Audible (an Amazon company)
Audible has the benefit of being backed by perhaps the largest online retailer in the U.S., Amazon. Audible boasts more than 425,000 titles, and has started off 2019 by offering new subscribers seven free audiobook listens. After 30 days, subscribers pay $14.95 every month and can expect up to three audiobooks. In addition, subscribers can roll over any unused credits and exchange unwanted audiobooks for free. As with Audiobooks.com, you can cancel the subscription at any time and whatever you download is yours to keep. Audible states: “You can enjoy them anytime, anywhere and on any device with the Audible app.” Amazon.com is another one of our affiliate partners, so Faithfully Magazine may receive a commission if you sign up for Audible.
Typical feedback for Audible: In general, members find Audible agreeable. However, some users take issue with the service’s time limits on trading in unwanted books and storing credits. Some have also complained about difficulty canceling their subscription.
You can join Scribd’s 700,000-plus subscribers for just $8.99 a month. The audiobook options seem to be about the same for standard titles, such as Michelle Obama’s Becoming, Tara Westover’s Educated, and John Carreyrou’s Bad Blood. In addition to audiobooks, though, subscribers also can tap unlimited ebooks, magazines, news, documents, and sheet music. Of course, the first month is free and you can cancel your subscription at any time. However, it seems once your subscription ends, so does access to their audiobooks, even if you had previously marked titles for downloading. Scribd doesn’t seem like such a bad deal for audiobook lovers who want to access numerous titles over a 30-day period, and have magazines and ebooks at their fingertips. In this sense, Scribd is basically like a (lending) library where you essentially pay a monthly maintenance fee for access and borrow as many titles as you want and return them whenever (“whenever” being within 30 days).

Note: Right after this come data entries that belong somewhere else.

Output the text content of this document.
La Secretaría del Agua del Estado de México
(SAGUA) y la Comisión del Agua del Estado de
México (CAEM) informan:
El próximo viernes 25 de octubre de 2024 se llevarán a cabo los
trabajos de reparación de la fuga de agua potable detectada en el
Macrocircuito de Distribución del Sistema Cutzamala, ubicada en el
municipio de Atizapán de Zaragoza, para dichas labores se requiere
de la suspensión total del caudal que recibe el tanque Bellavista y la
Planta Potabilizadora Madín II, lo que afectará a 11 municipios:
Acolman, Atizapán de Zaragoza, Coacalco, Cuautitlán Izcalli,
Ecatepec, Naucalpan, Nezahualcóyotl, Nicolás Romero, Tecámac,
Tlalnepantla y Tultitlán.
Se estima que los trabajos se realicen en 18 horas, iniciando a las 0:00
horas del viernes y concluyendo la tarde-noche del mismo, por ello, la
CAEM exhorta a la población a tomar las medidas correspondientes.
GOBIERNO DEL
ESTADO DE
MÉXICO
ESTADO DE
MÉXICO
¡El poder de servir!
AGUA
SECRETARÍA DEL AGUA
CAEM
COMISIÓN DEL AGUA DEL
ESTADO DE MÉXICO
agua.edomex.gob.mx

Typical feedback for Scribd: Most of the hangups with Scribd are related to how “unlimited” access isn’t always the case, particularly when it comes to popular audiobook titles.
Hopefully, that round-up was helpful. But if you’d rather skip paying for audiobooks altogether, there are some legit websites where you can find free books to listen to. In fact, BookRiot.com and HowToGeek.com have lists of sources where you can access numerous audiobooks legally. And let’s not forget, there is always the local library.